Wesley R Harris was born in Vero Beach, Florida, and raised near Wichita Falls, Texas. He attended Texas A&M University where he received both baccalaureate and doctoral degrees in chemistry. His training at Texas A&M was with the late Professor AE Martell.

From there, Wes moved to the University of California–Berkeley to do postdoctoral research with Professor K Raymond. He spent almost three years as an Adjunct Assistant Professor at the Laboratory for Energy-Related Health Research at the University of California–Davis and another four years as Assistant Professor at the University of Idaho, prior to joining the faculty at UM–St Louis as Associate Professor of Chemistry in 1988. In 1995 he was promoted to Professor.

Dr Harris is an inorganic chemist with interests in classical coordination chemistry and also in applications of coordination chemistry to biological problems. The combination of training in classical coordination chemistry with Martel and the study of coordination chemistry related to microbial iron transport with Raymond led to his current activities and expertise.

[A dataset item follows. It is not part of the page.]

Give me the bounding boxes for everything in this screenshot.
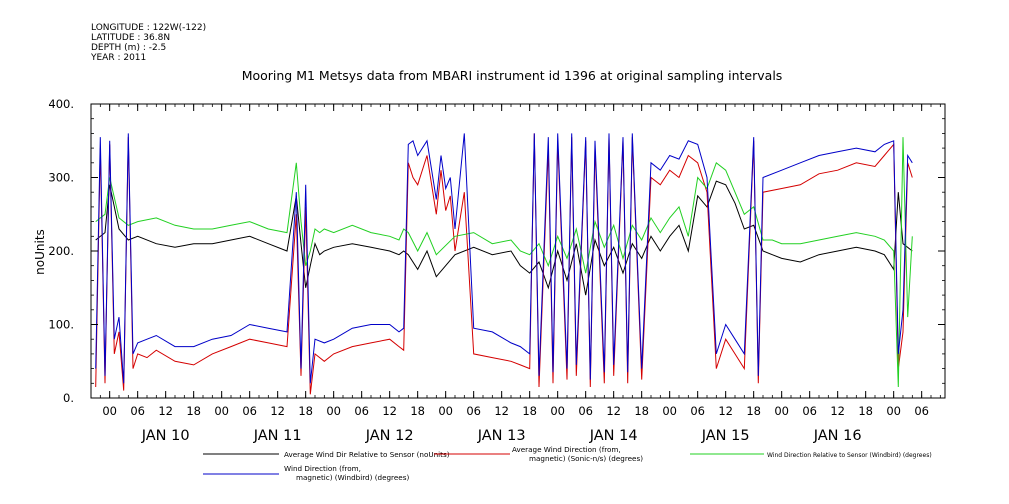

Most of Wes’ work in recent years has centered on serum transferrin, the transport protein that carries ferric ion between sites of assimilation, storage, and utilization in animals. It is in this area of study that Dr Harris has developed his reputation and it was during the period he was at UC–Davis that he published the first of his many very substantial contributions in this area. An early paper, which appeared in Biochemistry, introduced a very careful measurement method that corrected data in the literature on the binding of transferrin to gallium. These data are relevant to the use of gallium radio-pharmaceuticals. Related work on transferrin chemistry, published when he was at UC–Davis, involved both kinetic and thermodynamic studies of iron removal from transferrin. Since his arrival at UM–St Louis, Dr Harris has continued his productive research program in bioinorganic chemistry.

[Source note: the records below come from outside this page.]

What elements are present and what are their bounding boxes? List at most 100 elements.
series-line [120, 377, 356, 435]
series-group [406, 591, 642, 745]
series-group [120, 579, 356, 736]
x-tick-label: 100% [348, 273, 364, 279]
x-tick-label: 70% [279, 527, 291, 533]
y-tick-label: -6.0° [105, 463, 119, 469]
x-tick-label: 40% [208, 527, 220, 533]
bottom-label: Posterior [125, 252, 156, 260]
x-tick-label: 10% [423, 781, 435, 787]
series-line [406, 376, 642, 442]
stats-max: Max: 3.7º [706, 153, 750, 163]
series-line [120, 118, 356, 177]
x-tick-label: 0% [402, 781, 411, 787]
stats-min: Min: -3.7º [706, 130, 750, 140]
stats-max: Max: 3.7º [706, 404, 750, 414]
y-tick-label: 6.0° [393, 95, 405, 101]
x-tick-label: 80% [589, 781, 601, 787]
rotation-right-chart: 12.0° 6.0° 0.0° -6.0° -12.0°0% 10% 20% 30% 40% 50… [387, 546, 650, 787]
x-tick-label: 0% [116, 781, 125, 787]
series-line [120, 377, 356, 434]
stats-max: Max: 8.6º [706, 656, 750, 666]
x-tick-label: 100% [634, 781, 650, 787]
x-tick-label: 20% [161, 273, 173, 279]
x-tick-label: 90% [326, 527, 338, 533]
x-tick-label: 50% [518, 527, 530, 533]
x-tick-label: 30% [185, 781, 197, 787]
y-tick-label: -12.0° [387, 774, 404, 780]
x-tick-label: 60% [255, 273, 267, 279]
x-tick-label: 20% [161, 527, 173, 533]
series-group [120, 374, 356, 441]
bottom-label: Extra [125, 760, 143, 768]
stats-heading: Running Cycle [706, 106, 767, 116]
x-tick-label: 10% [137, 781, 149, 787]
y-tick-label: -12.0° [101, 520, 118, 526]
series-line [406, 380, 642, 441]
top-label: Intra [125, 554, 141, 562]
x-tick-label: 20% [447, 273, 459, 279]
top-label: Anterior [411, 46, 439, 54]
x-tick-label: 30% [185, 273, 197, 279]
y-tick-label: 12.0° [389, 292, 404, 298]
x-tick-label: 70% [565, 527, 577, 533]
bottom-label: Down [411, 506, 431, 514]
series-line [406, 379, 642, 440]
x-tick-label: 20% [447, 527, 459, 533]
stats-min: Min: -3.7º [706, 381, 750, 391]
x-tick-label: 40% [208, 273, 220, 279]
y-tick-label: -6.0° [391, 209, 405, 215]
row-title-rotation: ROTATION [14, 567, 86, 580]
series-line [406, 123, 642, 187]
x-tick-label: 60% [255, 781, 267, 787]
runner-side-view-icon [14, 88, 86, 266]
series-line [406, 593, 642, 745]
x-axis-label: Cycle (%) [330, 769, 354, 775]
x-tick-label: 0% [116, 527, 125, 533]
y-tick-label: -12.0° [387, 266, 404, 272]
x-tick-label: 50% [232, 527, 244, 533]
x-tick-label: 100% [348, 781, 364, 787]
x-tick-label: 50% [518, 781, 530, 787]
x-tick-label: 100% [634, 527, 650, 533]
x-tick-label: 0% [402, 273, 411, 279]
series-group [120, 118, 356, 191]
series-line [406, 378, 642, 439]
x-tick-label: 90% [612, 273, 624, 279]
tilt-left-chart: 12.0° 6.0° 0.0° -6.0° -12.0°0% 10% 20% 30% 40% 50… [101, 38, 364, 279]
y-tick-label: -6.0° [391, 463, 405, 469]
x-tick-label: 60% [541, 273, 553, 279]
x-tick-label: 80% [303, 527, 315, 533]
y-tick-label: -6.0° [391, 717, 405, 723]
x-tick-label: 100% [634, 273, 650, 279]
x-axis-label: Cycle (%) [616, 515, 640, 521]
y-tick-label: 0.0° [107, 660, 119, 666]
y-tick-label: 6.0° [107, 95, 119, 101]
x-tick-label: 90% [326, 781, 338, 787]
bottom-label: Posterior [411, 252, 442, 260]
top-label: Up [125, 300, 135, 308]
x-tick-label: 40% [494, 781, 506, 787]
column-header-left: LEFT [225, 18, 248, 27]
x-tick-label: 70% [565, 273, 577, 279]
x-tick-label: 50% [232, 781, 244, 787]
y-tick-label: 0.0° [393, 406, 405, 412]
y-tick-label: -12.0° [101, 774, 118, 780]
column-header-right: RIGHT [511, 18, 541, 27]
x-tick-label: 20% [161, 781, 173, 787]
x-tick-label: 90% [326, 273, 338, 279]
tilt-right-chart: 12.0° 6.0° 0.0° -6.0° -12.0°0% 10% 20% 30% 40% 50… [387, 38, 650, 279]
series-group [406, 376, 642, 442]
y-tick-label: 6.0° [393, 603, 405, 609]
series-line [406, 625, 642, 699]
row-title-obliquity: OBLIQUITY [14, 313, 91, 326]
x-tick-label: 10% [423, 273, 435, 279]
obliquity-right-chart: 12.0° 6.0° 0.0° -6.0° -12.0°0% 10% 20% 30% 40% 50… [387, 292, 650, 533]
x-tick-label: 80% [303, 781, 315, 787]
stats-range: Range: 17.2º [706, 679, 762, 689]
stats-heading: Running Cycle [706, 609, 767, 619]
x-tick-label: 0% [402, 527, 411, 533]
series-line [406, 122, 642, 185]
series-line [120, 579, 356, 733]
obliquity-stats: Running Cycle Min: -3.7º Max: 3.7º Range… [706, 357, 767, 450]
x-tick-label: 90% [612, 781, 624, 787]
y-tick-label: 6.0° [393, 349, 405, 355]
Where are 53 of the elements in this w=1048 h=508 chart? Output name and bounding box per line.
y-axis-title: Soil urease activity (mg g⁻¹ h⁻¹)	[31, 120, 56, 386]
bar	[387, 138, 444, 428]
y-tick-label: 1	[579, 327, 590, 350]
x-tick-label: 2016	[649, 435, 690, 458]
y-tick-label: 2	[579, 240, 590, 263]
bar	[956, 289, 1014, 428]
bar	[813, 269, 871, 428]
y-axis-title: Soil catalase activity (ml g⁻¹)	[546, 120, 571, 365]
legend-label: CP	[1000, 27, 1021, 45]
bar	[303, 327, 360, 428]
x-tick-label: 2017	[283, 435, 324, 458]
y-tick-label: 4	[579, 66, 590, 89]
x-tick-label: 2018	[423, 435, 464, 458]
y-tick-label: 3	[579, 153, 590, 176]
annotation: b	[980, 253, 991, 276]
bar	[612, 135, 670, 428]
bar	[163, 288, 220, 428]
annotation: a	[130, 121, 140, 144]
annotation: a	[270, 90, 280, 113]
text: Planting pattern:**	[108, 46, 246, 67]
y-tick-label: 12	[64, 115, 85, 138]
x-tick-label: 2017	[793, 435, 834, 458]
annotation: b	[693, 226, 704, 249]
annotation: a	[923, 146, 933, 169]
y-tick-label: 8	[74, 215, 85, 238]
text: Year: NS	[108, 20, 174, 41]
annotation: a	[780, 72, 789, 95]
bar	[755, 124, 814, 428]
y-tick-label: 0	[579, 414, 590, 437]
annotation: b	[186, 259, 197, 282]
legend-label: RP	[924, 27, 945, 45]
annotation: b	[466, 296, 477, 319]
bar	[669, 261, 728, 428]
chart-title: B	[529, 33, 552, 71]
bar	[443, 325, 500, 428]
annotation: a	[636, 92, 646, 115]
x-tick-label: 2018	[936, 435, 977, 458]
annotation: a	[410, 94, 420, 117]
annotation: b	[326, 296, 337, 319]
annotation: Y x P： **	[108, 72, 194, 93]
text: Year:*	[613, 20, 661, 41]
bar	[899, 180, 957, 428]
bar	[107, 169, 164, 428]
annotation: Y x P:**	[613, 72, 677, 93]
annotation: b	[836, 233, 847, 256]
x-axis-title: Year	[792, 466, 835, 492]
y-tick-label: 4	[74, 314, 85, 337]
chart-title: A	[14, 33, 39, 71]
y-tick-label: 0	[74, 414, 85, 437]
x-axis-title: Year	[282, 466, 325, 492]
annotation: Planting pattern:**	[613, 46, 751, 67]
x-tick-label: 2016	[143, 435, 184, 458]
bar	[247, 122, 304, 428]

Dr Harris is an expert in speciation and biodistribution of metals in humans and has developed excellent models to study this. His principal research contribution, however, continues to be the study of iron transport by serum transferrin and extensions to the transport of other metals in humans. Since the metals involved are toxic, the focus of the work relates to human health, and has been funded by the National Institutes of Health and companies involved in life science and biomedical areas.

His record includes almost 100 refereed publications, half of which were published since he came to St Louis. In addition to his research at UM–St Louis, he has been instrumental in developing the biochemistry emphasis area and designing the new degree programs in biochemistry and biotechnology. Wes, his wife Marion, and their son Jonathan live in Creve Coeur.